Figure 4 – Comparison of Execution Units
The first substantial change in Barcelona’s integer units is that integer division is now variable latency, depending on the operands. IDIV instructions are handled through an iterative algorithm. In the K8, each IDIV would go through a fixed number of iterations – regardless of how many were required to achieve the final result. 32 bit divides took 42 cycles, while a full 64 bit divide required 74 cycles to calculate. In contrast, Barcelona only iterates the minimum number of times to produce an accurate answer. The latency for Barcelona is generally 23 cycles, plus the number of significant bits in the absolute value of the dividend (unsigned divides are roughly 10 cycles faster). Additionally, the third ALU pipeline now handles the new LZCOUNT/POPCOUNT instructions.

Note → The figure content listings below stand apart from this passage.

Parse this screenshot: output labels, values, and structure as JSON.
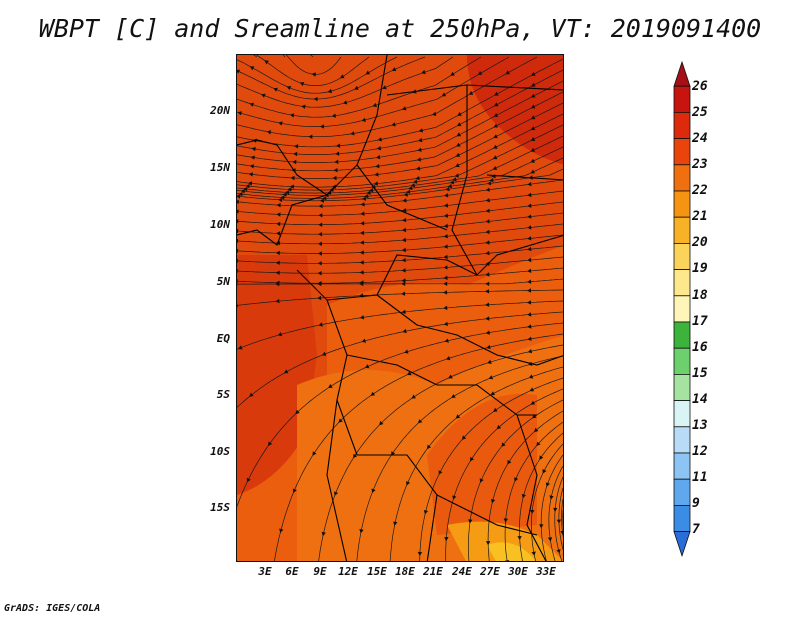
{
  "title": "WBPT [C] and Sreamline at 250hPa, VT: 2019091400",
  "credit": "GrADS: IGES/COLA",
  "lat_labels": [
    "20N",
    "15N",
    "10N",
    "5N",
    "EQ",
    "5S",
    "10S",
    "15S"
  ],
  "lon_labels": [
    "3E",
    "6E",
    "9E",
    "12E",
    "15E",
    "18E",
    "21E",
    "24E",
    "27E",
    "30E",
    "33E"
  ],
  "colorbar": {
    "labels": [
      "26",
      "25",
      "24",
      "23",
      "22",
      "21",
      "20",
      "19",
      "18",
      "17",
      "16",
      "15",
      "14",
      "13",
      "12",
      "11",
      "9",
      "7"
    ],
    "colors": [
      "#a50f15",
      "#c8140e",
      "#dd2a0c",
      "#e8440c",
      "#f07010",
      "#f59412",
      "#f8b228",
      "#fbd25a",
      "#fde98c",
      "#fff5b8",
      "#3cb43c",
      "#6cd06c",
      "#a6e2a0",
      "#d8f4f4",
      "#b8dcf8",
      "#8cc4f4",
      "#60a8ee",
      "#3a8ce4",
      "#2a6cd8"
    ],
    "colors_top_to_bottom_note": "arrow top = darkest red, arrow bottom = blue"
  },
  "map_fields": {
    "base_color": "#e04a0c",
    "dark_color": "#d2290c",
    "light_color": "#ef7410",
    "yellow_color": "#f7a81a"
  }
}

The FPUs in Barcelona did change a bit. They were widened to 128 bits so that SSE instructions can execute in a single pass (previously they went through the 64 bit FPU twice, just as in Intel’s Pentium M). Similarly, the load-store units, and the FMISC unit now load 128 bit wide data, to improve SSE performance.

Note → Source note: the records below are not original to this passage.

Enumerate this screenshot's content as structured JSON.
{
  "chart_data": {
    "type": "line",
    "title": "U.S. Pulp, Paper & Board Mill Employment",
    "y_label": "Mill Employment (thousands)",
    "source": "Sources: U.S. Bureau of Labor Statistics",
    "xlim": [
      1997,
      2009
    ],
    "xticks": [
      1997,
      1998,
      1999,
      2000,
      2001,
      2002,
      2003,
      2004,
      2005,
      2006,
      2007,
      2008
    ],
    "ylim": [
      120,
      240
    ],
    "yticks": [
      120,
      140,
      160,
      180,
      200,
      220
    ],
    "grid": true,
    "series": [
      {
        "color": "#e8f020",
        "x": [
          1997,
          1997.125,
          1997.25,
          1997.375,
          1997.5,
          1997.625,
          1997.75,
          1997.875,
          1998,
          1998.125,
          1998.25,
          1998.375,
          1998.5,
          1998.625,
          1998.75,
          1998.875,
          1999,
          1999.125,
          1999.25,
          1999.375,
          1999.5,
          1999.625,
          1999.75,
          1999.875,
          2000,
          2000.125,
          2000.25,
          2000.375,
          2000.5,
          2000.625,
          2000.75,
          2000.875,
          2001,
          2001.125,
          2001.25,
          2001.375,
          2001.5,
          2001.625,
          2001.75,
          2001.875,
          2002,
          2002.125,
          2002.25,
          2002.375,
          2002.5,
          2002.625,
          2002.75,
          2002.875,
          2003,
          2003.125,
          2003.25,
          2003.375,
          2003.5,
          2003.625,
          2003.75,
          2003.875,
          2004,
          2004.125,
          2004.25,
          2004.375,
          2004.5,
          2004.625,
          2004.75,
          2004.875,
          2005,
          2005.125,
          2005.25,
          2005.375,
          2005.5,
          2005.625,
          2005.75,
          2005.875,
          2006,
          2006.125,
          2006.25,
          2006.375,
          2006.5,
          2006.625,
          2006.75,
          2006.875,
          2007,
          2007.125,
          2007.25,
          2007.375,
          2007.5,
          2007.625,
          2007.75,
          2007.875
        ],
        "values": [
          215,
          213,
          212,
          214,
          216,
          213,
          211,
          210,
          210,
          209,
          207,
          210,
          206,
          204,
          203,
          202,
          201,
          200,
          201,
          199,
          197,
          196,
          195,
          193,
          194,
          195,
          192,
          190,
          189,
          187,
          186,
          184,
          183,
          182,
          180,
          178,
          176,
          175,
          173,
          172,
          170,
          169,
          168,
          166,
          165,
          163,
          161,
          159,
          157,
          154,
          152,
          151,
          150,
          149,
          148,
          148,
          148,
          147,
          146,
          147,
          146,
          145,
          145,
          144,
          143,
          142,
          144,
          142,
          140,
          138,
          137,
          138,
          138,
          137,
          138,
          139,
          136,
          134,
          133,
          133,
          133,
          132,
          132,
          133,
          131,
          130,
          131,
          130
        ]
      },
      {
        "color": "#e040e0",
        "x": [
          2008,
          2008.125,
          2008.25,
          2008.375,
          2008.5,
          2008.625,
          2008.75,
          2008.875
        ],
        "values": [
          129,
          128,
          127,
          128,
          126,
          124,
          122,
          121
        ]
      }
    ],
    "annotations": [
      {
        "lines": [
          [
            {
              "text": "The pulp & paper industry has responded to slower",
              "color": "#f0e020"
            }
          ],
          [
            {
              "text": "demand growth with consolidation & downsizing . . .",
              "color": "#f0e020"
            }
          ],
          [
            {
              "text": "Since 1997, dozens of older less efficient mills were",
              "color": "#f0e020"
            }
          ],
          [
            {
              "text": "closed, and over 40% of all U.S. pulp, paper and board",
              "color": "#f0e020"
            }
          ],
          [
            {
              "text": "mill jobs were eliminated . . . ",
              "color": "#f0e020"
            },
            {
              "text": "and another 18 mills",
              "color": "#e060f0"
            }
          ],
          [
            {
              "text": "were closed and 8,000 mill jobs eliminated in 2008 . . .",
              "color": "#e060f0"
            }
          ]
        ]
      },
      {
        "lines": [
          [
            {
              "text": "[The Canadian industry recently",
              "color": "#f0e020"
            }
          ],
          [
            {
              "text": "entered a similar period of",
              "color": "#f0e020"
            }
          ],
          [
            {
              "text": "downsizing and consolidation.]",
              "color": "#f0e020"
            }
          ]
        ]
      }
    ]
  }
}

One important difference between AMD and Intel’s microarchitectures is that AMD has their address generation units (AGUs) separate from the load store units (LSUs). This is because, as we noted earlier, AMD’s micro-ops can contain a load, an operation and a store, so there must be at least as many AGUs as ALUs. In contrast, Intel uops totally decouple calculations from memory accesses, so the AGUs are integrated into the load and store pipelines. The difference in the underlying uops and micro-ops result in the different AGU arrangements.

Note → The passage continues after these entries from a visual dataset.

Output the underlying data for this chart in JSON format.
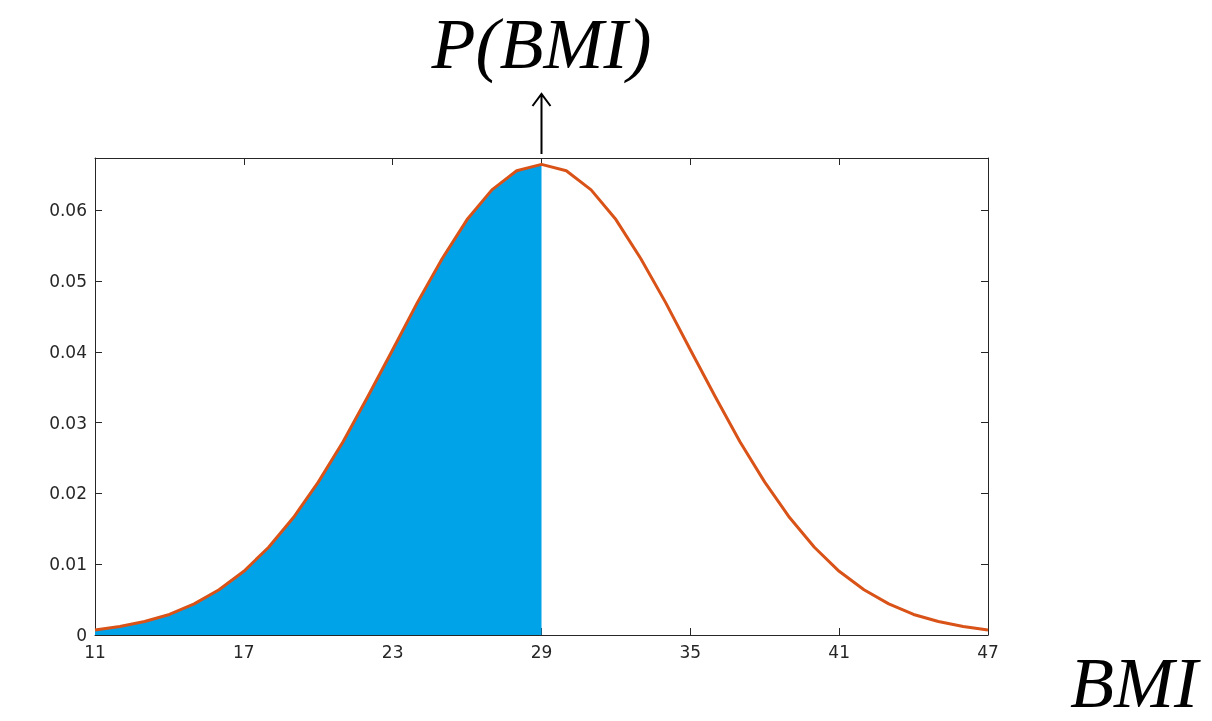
{
  "chart_data": {
    "type": "line",
    "title": "P(BMI)",
    "xlabel": "BMI",
    "series": [
      {
        "type": "area",
        "color": "#00a2e8",
        "x": [
          11,
          12,
          13,
          14,
          15,
          16,
          17,
          18,
          19,
          20,
          21,
          22,
          23,
          24,
          25,
          26,
          27,
          28,
          29
        ],
        "values": [
          0.0007,
          0.0012,
          0.0019,
          0.0029,
          0.0044,
          0.0064,
          0.009,
          0.0124,
          0.0166,
          0.0216,
          0.0273,
          0.0337,
          0.0403,
          0.047,
          0.0532,
          0.0587,
          0.0629,
          0.0656,
          0.0665
        ]
      },
      {
        "color": "#d95319",
        "x": [
          11,
          12,
          13,
          14,
          15,
          16,
          17,
          18,
          19,
          20,
          21,
          22,
          23,
          24,
          25,
          26,
          27,
          28,
          29,
          30,
          31,
          32,
          33,
          34,
          35,
          36,
          37,
          38,
          39,
          40,
          41,
          42,
          43,
          44,
          45,
          46,
          47
        ],
        "values": [
          0.0007,
          0.0012,
          0.0019,
          0.0029,
          0.0044,
          0.0064,
          0.009,
          0.0124,
          0.0166,
          0.0216,
          0.0273,
          0.0337,
          0.0403,
          0.047,
          0.0532,
          0.0587,
          0.0629,
          0.0656,
          0.0665,
          0.0656,
          0.0629,
          0.0587,
          0.0532,
          0.047,
          0.0403,
          0.0337,
          0.0273,
          0.0216,
          0.0166,
          0.0124,
          0.009,
          0.0064,
          0.0044,
          0.0029,
          0.0019,
          0.0012,
          0.0007
        ]
      }
    ],
    "xlim": [
      11,
      47
    ],
    "xticks": [
      11,
      17,
      23,
      29,
      35,
      41,
      47
    ],
    "ylim": [
      0,
      0.0674
    ],
    "yticks": [
      0,
      0.01,
      0.02,
      0.03,
      0.04,
      0.05,
      0.06
    ],
    "grid": false,
    "marker": "none",
    "line_style": "solid"
  }
}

Another distinction between the Barcelona and Core microarchitectures is that AMD’s ALUs are symmetric and can execute almost any integer instruction, while the ALUs for Core 2 are not symmetric and are slightly more restrictive. Each of the lanes must be nearly identical for AMD’s distributed schedulers and instruction grouping to work optimally. This is a clear architectural trade-off of performance and decreased control complexity versus power and increased execution complexity. Replicating three full featured ALUs uses more die area and power, but provides higher performance for certain corner cases, and enables a simpler design for the ROB and schedulers.